How PROTACs Work: Why the ternary complex matters and it impacts degrader design
2023 Promega Sponsored Seminar in Targeted Protein Degradation
- Alessio Ciulli, PhD
- University of Dundee
Our laboratory uses molecular information on protein-protein interactions and protein degradation to discover novel therapeutics. Degrader molecules, also known as PROTACs (PROteolysis-Targeting Chimeras) recruit proteins to E3 ligases for targeted protein degradation. Formation of a ternary complex between the PROTAC, the E3 and the target leads to the tagging of the target protein by ubiquitination, and subsequent proteasomal degradation. In cancer, one such drug target is the E3 ubiquitin ligase VHL, which can be hijacked by PROTACs. Our lab solved crystal structures of VHL bound to fragments of its natural substrate and analysed it to design and synthesize novel small molecule ligands of VHL. We tethered the VHL ligand to a small molecule inhibitor targeting BRD4, a protein frequently deregulated in leukemia.

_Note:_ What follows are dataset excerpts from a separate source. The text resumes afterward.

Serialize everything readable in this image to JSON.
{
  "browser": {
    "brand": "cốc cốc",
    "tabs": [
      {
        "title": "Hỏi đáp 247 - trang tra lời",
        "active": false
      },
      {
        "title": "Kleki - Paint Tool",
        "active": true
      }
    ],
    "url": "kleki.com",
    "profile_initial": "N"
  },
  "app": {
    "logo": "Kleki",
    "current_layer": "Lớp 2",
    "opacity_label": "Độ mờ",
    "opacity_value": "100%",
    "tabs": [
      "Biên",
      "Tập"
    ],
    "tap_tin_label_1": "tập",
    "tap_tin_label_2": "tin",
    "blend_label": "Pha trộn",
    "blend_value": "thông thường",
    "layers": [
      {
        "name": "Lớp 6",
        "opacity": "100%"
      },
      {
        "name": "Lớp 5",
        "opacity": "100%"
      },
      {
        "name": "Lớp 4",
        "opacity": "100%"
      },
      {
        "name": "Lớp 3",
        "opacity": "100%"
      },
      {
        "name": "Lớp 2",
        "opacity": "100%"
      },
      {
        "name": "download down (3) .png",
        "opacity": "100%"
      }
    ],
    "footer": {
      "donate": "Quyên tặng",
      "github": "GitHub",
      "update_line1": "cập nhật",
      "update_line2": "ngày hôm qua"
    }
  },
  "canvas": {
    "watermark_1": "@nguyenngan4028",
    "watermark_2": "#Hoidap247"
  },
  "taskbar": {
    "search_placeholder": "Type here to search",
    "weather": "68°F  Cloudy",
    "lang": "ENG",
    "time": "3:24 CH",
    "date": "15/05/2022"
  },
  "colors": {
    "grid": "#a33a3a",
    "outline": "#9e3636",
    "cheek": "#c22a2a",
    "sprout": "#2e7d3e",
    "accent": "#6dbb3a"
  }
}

The resulting PROTAC MZ1 bridges BRD4 with VHL and removes BRD4 from leukemic cells. Solving the structure of the ternary bridging complex, we unravelled how the PROTAC MZ1 induces selective degradation, illuminating structural and biophysical insights into PROTAC molecular recognition and mechanism of action. This fundamental understanding has enabled us to develop further small molecules for hard to target proteins and shown how to improve existing PROTACs.